1750-1785
V – L’effacement des seigneurs

Olivier Macé est un autre exemple, dans l’Ancien Régime finissant, de la montée en puissance de la bourgeoisie. Simple marchand angevin quand il se marie le 11 janvier 1724 à la cathédrale Saint-Maurice avec Jeanne Barachin, fille d’un autre marchand, il porte le titre de “conseiller du roi, échevin perpétuel à l’hôtel commun de la ville d’Angers” quand il se porte acquéreur du moulin dont veut se défaire Urbain Leloy,
L’échevin est l’équivalent de nos conseillers municipaux. Les échevins étaient à l’origine élus par les corporations et les notables pour des mandats limités. Olivier Macé vit sous le règne de Louis XV, qui a décidé pour renflouer les caisses de la monarchie, de transformer ces fonctions électives en offices que l’on achète, et qui appartient à vie à son titulaire. Le titre de conseiller du roi était honorifique, qui signifie simplement qu’il agissait dans ses fonctions d’officier municipal au nom du roi. Depuis son mariage en 1724, les affaires du marchand ont suffisamment prospéré pour avoir les moyens d’acheter la charge d’échevin. Et pour couronner sa réussite, d’acquérir un fief.
Ce sera le fief des terres et moulins de Corzé. Le contrat est daté du 10 septembre 1750. Outre sa fonction d’échevin, Olivier Macé était également juge consul, donc au fait des litiges, conflits, faillites des marchands locaux. Ce sont peut-être ces fonctions qui l’ont mis en relation avec Urbain Leloy, dont on a vu qu’il connaissait quelques difficultés dans ses affaires.
En 1750, il a une cinquantaine d’années. De son mariage, il a eu une fille, Anne, qui se marie en 1756 à Saint-Sylvain d’Anjou avec un bourgeois d’Angers, Jean Louis Baron. Au décès d’Olivier Macé, le moulin revient à sa fille, qui le met en vente en 1785, en passant des annonces dans les Affiches d’Angers.

M. Fourmond, notaire à Angers, est chargé de la vente.
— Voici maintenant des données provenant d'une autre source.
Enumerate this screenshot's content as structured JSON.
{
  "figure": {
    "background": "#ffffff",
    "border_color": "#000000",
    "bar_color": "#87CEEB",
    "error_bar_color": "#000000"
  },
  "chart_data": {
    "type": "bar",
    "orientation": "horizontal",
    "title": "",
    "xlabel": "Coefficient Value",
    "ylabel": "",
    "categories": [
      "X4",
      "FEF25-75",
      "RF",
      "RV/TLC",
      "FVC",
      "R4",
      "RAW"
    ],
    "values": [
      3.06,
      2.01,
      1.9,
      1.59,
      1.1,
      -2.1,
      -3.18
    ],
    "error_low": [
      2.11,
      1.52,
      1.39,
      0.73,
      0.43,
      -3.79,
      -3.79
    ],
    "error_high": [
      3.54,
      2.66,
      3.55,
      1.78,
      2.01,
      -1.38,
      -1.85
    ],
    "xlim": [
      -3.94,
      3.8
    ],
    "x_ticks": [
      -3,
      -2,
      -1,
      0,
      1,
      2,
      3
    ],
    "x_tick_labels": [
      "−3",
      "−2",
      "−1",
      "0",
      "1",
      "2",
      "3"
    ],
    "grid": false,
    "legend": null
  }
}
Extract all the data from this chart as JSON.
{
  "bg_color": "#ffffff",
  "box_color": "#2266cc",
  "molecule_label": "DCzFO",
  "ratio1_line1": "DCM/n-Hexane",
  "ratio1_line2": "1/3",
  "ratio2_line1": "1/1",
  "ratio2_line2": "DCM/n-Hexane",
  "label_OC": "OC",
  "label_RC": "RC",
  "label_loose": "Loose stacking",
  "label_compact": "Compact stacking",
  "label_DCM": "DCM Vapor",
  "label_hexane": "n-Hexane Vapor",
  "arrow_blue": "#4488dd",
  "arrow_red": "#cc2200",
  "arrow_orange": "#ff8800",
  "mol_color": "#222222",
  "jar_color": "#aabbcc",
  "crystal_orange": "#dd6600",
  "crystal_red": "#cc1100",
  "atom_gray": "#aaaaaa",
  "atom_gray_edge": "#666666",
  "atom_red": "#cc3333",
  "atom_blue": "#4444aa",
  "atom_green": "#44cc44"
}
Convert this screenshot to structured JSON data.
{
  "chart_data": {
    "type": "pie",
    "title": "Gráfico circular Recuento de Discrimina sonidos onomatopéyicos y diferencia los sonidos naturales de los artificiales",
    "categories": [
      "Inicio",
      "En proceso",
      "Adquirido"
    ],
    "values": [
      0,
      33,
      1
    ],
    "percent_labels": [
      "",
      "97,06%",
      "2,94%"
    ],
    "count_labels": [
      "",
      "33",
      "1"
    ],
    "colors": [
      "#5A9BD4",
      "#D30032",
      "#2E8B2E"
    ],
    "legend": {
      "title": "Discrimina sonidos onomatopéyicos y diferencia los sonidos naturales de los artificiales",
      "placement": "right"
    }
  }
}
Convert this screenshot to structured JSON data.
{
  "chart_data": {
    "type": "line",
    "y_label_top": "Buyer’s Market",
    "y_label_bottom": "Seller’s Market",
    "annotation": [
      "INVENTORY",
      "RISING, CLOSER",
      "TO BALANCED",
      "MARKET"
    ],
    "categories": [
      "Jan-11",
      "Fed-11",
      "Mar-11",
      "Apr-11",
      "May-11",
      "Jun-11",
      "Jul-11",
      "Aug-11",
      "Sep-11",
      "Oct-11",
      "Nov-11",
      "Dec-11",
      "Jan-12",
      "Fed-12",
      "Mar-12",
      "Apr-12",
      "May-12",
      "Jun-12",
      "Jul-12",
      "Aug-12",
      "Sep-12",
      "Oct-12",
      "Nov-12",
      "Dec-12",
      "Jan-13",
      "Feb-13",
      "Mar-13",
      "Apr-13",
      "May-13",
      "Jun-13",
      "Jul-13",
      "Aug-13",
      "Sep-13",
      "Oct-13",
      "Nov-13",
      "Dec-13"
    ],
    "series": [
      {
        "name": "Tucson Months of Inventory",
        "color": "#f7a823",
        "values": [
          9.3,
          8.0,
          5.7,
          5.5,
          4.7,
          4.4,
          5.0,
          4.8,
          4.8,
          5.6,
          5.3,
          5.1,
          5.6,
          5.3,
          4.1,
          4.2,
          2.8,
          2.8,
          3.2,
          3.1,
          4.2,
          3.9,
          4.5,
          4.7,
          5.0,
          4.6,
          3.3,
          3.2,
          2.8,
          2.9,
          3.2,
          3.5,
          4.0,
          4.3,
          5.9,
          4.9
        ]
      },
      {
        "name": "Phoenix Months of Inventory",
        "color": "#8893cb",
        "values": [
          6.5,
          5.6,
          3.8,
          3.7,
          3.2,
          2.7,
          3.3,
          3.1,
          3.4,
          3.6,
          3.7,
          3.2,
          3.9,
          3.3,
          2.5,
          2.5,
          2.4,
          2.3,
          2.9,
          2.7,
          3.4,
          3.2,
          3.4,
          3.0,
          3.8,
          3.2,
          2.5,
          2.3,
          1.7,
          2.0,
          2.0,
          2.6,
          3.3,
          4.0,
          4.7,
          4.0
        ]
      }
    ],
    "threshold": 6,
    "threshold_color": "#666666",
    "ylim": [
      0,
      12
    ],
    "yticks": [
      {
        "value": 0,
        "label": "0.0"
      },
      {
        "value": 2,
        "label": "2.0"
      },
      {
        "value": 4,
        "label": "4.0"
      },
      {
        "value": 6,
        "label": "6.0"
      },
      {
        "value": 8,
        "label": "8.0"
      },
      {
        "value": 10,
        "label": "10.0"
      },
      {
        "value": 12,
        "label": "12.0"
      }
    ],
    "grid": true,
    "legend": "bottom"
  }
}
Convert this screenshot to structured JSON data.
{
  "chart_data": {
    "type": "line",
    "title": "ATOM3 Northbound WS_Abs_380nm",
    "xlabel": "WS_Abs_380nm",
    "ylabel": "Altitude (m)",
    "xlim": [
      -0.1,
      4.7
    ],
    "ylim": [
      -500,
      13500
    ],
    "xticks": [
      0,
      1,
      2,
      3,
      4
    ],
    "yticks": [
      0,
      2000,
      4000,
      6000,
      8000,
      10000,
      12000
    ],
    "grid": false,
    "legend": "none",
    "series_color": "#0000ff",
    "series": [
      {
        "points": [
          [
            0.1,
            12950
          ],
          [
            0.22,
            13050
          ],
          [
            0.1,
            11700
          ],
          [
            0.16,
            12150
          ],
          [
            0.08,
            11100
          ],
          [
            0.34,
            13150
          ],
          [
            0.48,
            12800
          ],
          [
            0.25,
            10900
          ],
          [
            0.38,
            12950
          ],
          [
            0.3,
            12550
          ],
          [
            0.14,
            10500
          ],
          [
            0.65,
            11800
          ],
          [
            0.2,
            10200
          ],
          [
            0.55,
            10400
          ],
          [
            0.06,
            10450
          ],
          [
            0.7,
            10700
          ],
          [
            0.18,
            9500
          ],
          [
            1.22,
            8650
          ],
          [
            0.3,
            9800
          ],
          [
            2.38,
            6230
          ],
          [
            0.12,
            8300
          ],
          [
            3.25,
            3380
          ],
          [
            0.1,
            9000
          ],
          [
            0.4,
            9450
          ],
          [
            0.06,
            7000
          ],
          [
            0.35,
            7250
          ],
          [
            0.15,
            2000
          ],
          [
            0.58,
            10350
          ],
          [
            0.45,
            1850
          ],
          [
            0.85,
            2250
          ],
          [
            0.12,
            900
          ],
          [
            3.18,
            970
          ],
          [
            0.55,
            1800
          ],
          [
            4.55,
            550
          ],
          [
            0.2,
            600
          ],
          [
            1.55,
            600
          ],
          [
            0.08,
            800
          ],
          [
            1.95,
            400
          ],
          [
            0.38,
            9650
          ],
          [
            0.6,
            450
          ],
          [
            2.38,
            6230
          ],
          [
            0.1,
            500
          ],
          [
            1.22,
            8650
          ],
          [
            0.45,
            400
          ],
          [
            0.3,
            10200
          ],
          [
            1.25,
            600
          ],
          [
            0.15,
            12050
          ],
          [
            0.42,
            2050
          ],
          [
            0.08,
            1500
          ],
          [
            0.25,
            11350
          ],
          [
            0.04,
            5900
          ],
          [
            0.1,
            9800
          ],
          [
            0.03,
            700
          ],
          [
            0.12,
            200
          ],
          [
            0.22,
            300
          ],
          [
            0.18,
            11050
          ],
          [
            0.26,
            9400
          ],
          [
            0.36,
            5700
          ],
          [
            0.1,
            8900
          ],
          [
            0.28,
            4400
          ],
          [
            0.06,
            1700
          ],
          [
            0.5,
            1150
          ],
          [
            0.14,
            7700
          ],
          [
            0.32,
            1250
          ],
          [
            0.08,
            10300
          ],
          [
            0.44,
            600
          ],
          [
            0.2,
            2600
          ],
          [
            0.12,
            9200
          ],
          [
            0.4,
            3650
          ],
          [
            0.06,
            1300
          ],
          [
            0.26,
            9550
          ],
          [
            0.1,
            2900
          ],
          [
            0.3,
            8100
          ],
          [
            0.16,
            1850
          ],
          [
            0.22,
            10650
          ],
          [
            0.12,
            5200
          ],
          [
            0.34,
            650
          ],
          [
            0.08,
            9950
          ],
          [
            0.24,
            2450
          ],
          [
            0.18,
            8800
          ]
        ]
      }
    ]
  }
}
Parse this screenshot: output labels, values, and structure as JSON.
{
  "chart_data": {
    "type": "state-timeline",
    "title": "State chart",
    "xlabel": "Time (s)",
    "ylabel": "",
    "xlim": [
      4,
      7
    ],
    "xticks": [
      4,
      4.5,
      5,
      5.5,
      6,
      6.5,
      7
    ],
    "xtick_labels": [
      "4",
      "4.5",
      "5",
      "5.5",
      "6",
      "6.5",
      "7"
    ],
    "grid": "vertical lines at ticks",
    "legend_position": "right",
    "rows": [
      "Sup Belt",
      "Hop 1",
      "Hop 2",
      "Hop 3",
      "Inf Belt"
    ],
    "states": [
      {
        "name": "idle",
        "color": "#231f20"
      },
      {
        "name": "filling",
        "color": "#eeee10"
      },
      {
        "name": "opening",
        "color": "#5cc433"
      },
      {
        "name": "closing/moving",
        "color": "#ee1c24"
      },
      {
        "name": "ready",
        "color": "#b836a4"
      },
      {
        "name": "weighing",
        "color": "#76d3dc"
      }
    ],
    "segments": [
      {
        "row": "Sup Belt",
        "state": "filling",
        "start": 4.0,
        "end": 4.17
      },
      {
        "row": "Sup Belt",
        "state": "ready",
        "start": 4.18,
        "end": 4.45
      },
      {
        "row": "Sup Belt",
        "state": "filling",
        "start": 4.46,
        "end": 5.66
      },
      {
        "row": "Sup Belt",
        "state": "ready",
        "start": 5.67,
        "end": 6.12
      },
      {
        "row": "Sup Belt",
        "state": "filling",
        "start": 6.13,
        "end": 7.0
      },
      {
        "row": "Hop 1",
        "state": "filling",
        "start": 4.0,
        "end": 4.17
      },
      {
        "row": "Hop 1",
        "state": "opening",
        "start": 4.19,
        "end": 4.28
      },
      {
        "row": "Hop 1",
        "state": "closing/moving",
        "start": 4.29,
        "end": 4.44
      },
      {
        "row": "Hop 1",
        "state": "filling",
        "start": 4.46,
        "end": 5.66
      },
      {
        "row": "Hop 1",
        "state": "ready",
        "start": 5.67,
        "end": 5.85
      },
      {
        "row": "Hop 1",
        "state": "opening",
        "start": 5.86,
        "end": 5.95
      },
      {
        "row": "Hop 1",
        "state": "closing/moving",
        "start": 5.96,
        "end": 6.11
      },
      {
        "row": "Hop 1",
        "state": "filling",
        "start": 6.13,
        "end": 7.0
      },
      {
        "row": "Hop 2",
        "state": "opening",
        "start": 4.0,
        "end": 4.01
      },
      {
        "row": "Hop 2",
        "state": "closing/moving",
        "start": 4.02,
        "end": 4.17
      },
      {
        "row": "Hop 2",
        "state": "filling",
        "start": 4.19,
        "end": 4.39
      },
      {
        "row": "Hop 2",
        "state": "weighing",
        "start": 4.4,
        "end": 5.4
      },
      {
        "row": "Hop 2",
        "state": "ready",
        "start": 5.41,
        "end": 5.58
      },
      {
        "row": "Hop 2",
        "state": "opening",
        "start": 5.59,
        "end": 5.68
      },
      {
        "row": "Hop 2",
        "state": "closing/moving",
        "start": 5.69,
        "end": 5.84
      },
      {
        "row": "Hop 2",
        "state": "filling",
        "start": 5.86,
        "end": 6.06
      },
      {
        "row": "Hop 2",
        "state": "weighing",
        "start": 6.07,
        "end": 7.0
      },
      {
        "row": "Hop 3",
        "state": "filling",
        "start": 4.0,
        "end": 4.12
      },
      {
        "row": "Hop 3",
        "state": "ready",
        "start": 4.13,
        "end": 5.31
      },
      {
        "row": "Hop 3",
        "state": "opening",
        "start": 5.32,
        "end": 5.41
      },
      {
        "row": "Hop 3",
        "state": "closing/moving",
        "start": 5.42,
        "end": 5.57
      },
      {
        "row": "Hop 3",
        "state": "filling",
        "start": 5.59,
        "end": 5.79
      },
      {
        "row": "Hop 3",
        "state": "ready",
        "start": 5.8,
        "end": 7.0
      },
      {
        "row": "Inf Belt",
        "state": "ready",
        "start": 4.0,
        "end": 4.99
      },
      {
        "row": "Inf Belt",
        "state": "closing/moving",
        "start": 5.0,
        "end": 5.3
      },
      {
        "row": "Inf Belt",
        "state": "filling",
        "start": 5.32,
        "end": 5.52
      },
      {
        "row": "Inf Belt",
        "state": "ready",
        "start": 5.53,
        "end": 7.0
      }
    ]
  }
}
Il détaille dans l’annonce l’étendue du fief de “la terre de la Motte, plus connue sous le nom des Moulins de Corzé” : “La maison est près la riviere du Loir ; elle est distribuée en une cuisine, salle à manger, salon de compagnie, boulangerie, 2 chambres à cheminée au premier étage, un grenier au-dessus, un autre grenier régnant sur la cuisine et sur la boulangerie, cave voûtée, grange où est le pressoir, écurie à contenir 8 chevaux, grenier au-dessus, toits à porcs, latrines, cour, & terrein vaste où sont placés ces bâtiments ; ledit terrein garni de noyers ; jardins de 4 boisselées, verger ensuite, garni de bons arbres ; réservoir qui reçoit l’eau de la riviere du Loir, droit de suie, de rouissage, de port & pontonage, droit de pêche, exclusif sur plus d’une lieue de ladite riviere du Loir ; droit de haute Justice. Un clos de vigne, contenant 11 quartiers. Les moulins à eau de la Baillé de Corzé, composés de 4 meulles, sous le même toit, greniers au-dessus, logement du Meûnier, boulangerie, toits à porcs, écurie à contenir 20 chevaux. La métairie & fief de la Ténébriere, ledit fief fort étendu, la métairie composée de tous les logements nécessaires à l’Exploiteur, 42 journaux de bonnes terres labourables, & une grande pâture ; environ 25 arpents de prés, partie closes & regaignables, partie située dans la prairie de la grande riviere, entre la riviere du Loir et la paroisse de Soucelles. Outre les menus cens, dus au fief, il dépend de ladite terre 45 livres de rente fonciere en argent, & 6 boisseaux de bled.”
L’annonce précise que la vente sera faite aux enchères, l’adjudication étant prévue le lundi 7 mars 1785.
L’identité des propriétaires successifs du fief de Corzé depuis que le marquis de Balincourt s’en est séparé montre bien la montée de la bourgeoisie dans l’Ancien Régime finissant. Un fils de chirurgien, puis un marchand assez riche pour acheter une charge d’échevin.
Nouvelle étape d’évolution, une ère va s’ouvrir au cours de laquelle ce sont des meuniers, ou leurs descendants, qui ne se contenteront plus d’exploiter le moulin de Corzé au profit d’un seigneur, mais vont en détenir l’acte de propriété.